If not for the older boy’s excited announcement, and the fact that NEVER before or since has ANYBODY gotten so excited over any news event on my subsequent public transports, I would not have given Clay, or any boxer or boxing feat any significance whatsoever. After all, as an 8 year old, I was—THANKFULLY--never exposed to this most brutal so called “sport.”*

*[Don’t get me wrong, I have long appreciated the extreme physical nature of boxing, the strenuous work ethic boxers undergo and the strategy and unbelievable courage they have. It’s just that for me “sport” excludes any and all activity wherein the goal is to literally knock somebody else senseless.]

So was born Cassius Clay into my young consciousness. For reasons I did not then understand Clay became Muhammad Ali.
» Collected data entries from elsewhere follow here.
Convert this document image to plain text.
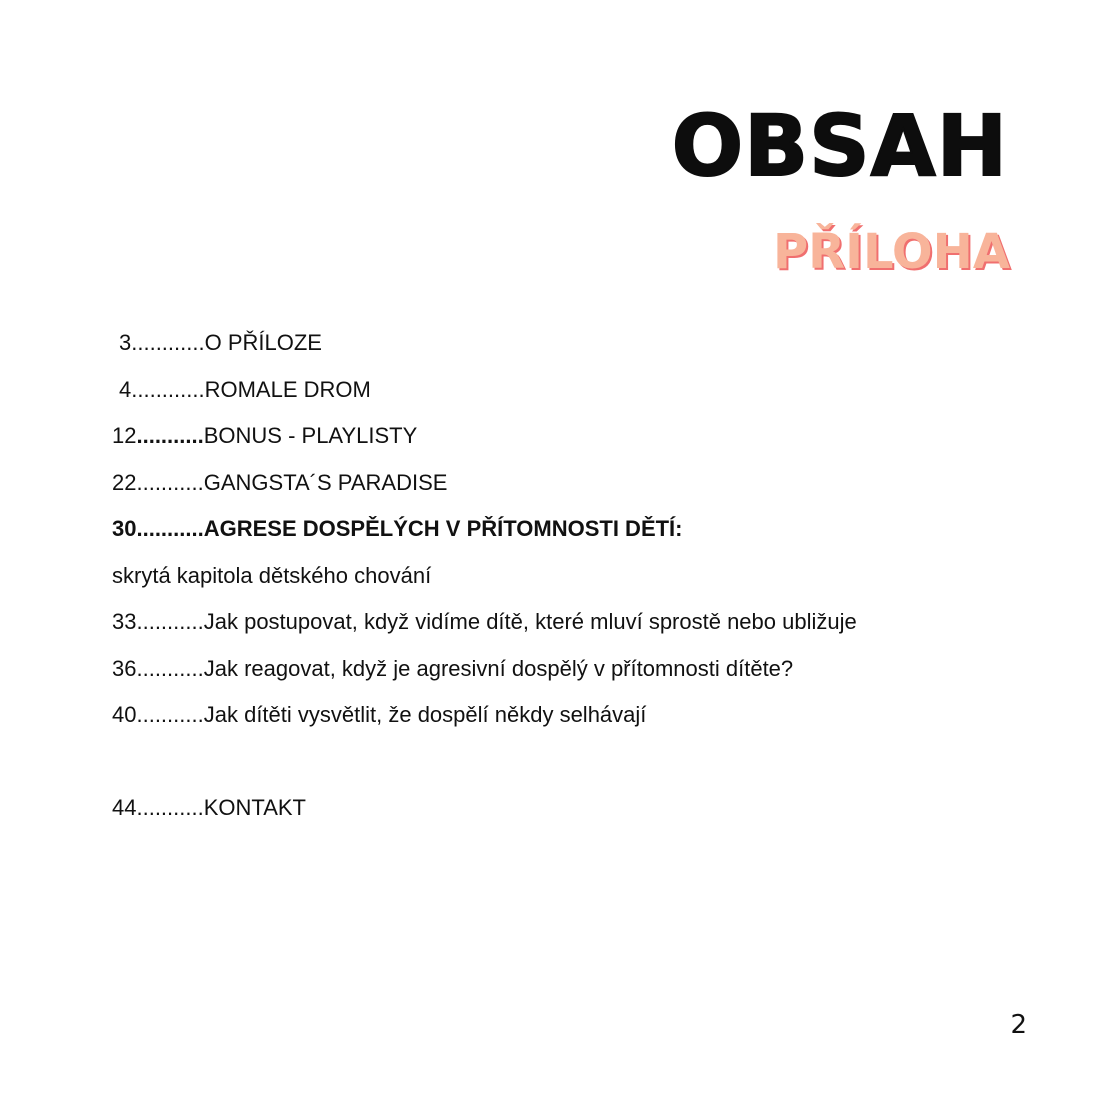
OBSAH
PŘÍLOHA
3............O PŘÍLOZE
4............ROMALE DROM
12...........BONUS - PLAYLISTY
22...........GANGSTA´S PARADISE
30...........AGRESE DOSPĚLÝCH V PŘÍTOMNOSTI DĚTÍ:
skrytá kapitola dětského chování
33...........Jak postupovat, když vidíme dítě, které mluví sprostě nebo ubližuje
36...........Jak reagovat, když je agresivní dospělý v přítomnosti dítěte?
40...........Jak dítěti vysvětlit, že dospělí někdy selhávají
44...........KONTAKT
2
The years that followed were full of ABC Wide World of Sports, and its new Ali-made celebrity, Ho-ward Co-SELL (my interpretation of which won me my own sort of celebrity in high school and college).

Month after month, year after year it was Ali “Winner” here, Ali “winner” there, indeed Ali was the greatest anywhere! His braggadocios taunting was frankly annoying to me and yes, I would be hoping for an upset no matter who he faced, but of course, Ali always won.

And then he did something during the Vietnam War that from my limited perspective seemed unpatriotic and cowardly: he refused to go to Vietnam, saying “I ain’t got nothing ‘gainst them Viet Cong.” Being a pro-establishment conservative, wary of pinko-hippie pot smoking protestors any such opposition to our war against the spread of Communism was heresy!

I could only see a killer in the ring who was scared to die outside it; my young pre-pre-sophomoric mind did not yet fathom Ali’s principled action nor the rightness of his stand. [I’m sorry Mr. Ali, and thank you for helping encourage my own miniscule-by- comparison conscience-based stands].

Three years later Ali won again—this time in the US Supreme Court, which unanimously overturned his conviction and granted him his right to refuse service on religious grounds. Then came his fights of legend: the Thrilla in Manilla, the Rumble in the Jungle where Ali, with Joe FRAZHIUH, made boxing the undisputed King of um, er…(ugh) Sports.

I began to admire Ali and had hoped he would quit while he was ahead. I shuddered at the pounding he took in his final fights and, while never liking boxing anyway, forswear ever watching it again.

Today, we celebrate Ali as a world-class leader, a man who in humility now stands more strongly than ever in his quest for peace and justice.

Indeed Mr. Simon, The fighter still remains.